Эвмей почуял его тревогу, но ничего не спросил. Они сжали коням бока, и скоро уже слетели с таежного склона и припустили через выпасы к стану. Но странное дело: чем ближе были они, тем сильнее глодала Алатая тревога. Быть может, вновь грядет землетрясение, может, он научился слышать хозяина гор, как Кадын? Но он знал, что это не так. Задыхаясь от тревоги, сжимая коню бока как на скачках, Алатай уже подлетал к стану, как вдруг его взгляд уловил что-то в стороне – и в тот же миг он осадил разгоряченного коня. Тот не сдержал шага, заходил, забирая на левую ногу, и Эвмей, не ожидая этого, пролетел далеко вперед, а Алатай вглядывался в степь, не в силах более совладать с тревогой.
Пеший путник, маленькая точка, одинокая, без коня и поклажи, приближалась к стану. Первые рога солнечного оленя уже окрасили степь в алое и рыжее, и путник тонул в закатном солнце, и оттого еще тревожнее казалась его фигура. Алатай повернул коня и пустил навстречу ему, и Эвмей, слышал он, поехал следом. Но лишь с десяти шагов он с удивлением и страхом признал – разрешил себе признать в этой одинокой фигуре царя.
Эвмей стегнул коня раньше и в два прыжка был рядом с ней.
– Царь! – крикнул он, спешиваясь. – Ты ли это? Откуда?
– Э, чужеземец, – улыбнулась она. – Я вижу, тебя отпустили духи. Легкого ветра.
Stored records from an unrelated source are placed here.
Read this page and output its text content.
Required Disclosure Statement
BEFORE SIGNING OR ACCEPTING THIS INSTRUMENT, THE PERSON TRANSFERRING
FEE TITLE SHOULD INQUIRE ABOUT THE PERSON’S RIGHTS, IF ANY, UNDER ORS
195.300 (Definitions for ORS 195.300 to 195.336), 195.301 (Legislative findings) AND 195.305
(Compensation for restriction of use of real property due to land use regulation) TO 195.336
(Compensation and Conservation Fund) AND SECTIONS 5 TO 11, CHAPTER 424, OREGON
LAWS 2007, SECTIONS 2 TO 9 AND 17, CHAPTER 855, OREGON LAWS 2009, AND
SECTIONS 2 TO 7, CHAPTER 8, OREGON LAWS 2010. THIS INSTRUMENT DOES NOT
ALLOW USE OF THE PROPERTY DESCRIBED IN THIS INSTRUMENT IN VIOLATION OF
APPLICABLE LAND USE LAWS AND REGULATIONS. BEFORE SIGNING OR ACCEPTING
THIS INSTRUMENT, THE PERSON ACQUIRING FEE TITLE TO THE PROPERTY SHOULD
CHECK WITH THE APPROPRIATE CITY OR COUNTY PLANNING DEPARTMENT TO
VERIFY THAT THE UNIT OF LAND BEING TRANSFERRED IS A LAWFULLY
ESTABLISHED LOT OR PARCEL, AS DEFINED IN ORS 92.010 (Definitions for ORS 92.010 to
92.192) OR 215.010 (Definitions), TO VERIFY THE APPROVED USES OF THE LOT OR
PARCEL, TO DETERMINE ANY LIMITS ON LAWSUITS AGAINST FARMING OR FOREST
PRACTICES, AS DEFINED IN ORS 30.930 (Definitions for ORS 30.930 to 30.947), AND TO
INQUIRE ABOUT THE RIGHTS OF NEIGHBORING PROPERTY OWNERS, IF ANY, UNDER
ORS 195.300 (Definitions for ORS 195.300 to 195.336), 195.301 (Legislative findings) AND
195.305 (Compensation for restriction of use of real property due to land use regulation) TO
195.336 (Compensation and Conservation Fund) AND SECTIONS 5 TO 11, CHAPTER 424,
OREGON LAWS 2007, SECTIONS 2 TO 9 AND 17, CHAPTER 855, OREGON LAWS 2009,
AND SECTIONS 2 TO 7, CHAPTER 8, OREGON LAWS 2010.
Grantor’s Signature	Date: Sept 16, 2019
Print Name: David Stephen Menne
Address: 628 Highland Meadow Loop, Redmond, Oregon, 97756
Она говорила тихо и казалась утомленной, одежда ее была порвана и в пыли, но небывалое смирение лежало на лице, какого Алатай никогда прежде не видел. Все в нем сжалось, ему хотелось помочь, сделать хоть что-то для нее – но он окаменел в седле и только слышал, как расспрашивает ее Эвмей, как предлагает своего коня, будто была она простым человеком, простой девой, а не царем, перед которым он боялся дышать. Она отвечала с улыбкой, не отказалась ни от коня, ни от подставленного плеча и уже в седле обернулась к Алатаю:
– Легкого ветра, воин.
Ему захотелось провалиться сквозь землю, убить себя сей же миг или броситься одному на вражью линию. Но Кадын уже тронула коня, Эвмей пошел рядом, и Алатаю не оставалось ничего, как следовать за ними, изнемогая от стыда.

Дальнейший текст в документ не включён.